Pro's Corner

Carpet Fibers – Olefin

Olefin continues to be a very popular fiber for low-cost commercial applications. However, it is losing market share to polyester and triexta for the residential market. In years past, carpet cleaners love and hate olefin for several reasons mentioned later in this article.
Olefin, also known as polypropylene, is also used extensively in machine-made area rugs and in both the primary and secondary backing of all types of carpet. Olefin also sees much use in upholstery including automobile interiors due in part to its colorfastness even to UV / sunlight. Considering just carpet face yarns, olefin represented about 11% of the market for 2015 (the latest year statistics have complied) down from about 40% at the turn of the century.

Advantages of olefin face fibers include:
  • Low cost
  • Resistance to staining from water-based spills
  • Variety of bright saturated colors are available
  • Can be cleaned with strong chemistry without damaging the solution-dyed colors
  • Resistance to fading from sun or chemicals
  • Crimped olefin fibers provide good bulk
  • Low levels of static electricity

Olefin is the lightest carpet fiber, the only one that Floats in water. It is also the least absorbent of synthetic carpet yarns. This helps with resistance to mold.

Olefin History

Olefin was developed in Italy in 1957, later than many of the popular carpet fibers. US production started in 1960 but it was not used in carpet until late in the 1970s when it quickly became very popular. Olefin became well known in low pile level loop commercial fibers. Later olefin carpet invaded the residential market as Berber carpet with large loops.

Olefin Production

Olefin carpet fibers are manufactured by the melt spinning method. Beads of polyester/olefin along with colored pigments are melted and then extruded through a spinneret (like a showerhead) and cooled back to temperatures where the fiber becomes a solid. The color is mixed throughout the fiber which accounts for olefin's colorfastness. The process of mixing pigments into the fiber while it is still a liquid is known as solution dyeing.

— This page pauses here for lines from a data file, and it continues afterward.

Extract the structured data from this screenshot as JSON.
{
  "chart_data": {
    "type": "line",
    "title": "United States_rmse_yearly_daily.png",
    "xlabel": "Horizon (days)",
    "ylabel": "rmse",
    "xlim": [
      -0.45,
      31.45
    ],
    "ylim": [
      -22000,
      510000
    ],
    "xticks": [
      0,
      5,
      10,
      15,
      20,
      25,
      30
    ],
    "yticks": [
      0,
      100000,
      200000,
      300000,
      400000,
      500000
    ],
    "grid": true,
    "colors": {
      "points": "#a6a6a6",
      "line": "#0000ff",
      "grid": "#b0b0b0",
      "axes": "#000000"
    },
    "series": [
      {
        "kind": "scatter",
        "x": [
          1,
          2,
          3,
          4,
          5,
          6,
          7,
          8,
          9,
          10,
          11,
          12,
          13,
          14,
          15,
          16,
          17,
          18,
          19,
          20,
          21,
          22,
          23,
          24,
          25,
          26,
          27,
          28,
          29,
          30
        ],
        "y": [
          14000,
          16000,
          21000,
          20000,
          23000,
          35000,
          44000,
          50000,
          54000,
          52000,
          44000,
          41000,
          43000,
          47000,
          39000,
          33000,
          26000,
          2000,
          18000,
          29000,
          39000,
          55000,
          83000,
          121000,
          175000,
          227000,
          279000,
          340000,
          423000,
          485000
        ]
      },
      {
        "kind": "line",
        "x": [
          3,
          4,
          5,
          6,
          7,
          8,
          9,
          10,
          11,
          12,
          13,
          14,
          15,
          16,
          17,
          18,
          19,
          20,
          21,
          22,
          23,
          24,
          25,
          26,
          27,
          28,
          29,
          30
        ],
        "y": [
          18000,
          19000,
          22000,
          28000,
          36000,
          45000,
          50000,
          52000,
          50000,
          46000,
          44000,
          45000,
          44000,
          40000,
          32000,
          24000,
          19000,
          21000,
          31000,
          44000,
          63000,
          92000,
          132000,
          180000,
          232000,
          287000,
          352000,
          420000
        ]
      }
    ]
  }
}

Potential Issues With Olefin

While manufacturers, retailers, and consumers may appreciate olefin's relatively low cost, carpet cleaners tend to notice that olefin has poor resilience. It tends to mat and crushed down in traffic areas. Sufficient entryway matting along with proper vacuuming and use of a grooming tool can delay this appearance if the carpet owner is consistent in doing this. Olefin is also less abrasion resistant than nylon. So, it displays "traffic lane gray" more quickly.

Olefin does resist water and water-based stains but it has an affinity for oil. Not surprising since petroleum is a major component in the production of olefin. Tracked in oils from asphalt driveways or sidewalks, oils dripped in parking lots, cooking oils that fall from the air onto olefin fibers, and food cooked in oil, and dropped on olefin carpet are just some of the sources of oil and grease that end up on olefin fibers. This oil can become permanently bound to the fiber if not cleaned at regular intervals. The oils oxidize resulting in yellow or brown discoloration. You may have noticed a yellow path leading in from the front door of a commercial establishment showing the major traffic flow pathways and giving an indication that the carpet face yarns are olefin.

Olefin also has a low melting temperature. Although it is unlikely that melting temperature would ever be reached during the cleaning process, hot hoses and especially quick connects can get olefin hot enough to soften and leave an impression. The heat of friction when sliding heavy furniture can produce enough heat to melt or discolor the tips of fibers.

Cleaning Olefin

In commercial settings, consider encapsulation cleaning with a counter-rotating brush machine (CRB) or an oscillating pad machine (OP) for interim cleaning and maintaining a high appearance. HWE should be done at 6 to 12-month intervals depending upon the nature of the soil and the level of soiling. Water-based soil will release rather easily. Greases and oils will be problematic, especially if cleaning is not done frequently enough.

Particulate soils can also be an issue when cleaning dense loop piles in high-traffic areas. The tracked in soil can get heavily impacted or "buried" under the fibers which are hard to remove by vacuuming or extraction. The proper prespray and plenty of flushing/extraction are helpful. We suggest a balanced high alkaline when oils are the main problem and surfactant-based prespray when high levels of particle soil are the greater concern. Use the rinse of your choice as neutralizing the alkalinity is not as necessary as with nylon.

Wicking is another issue more common with olefin face yarns. Consider following HWE with quick encapsulation cleaning in areas with heavy traffic or lots of spills or simply a spray application of an anti-wicking soil-resistant polymer-based protector.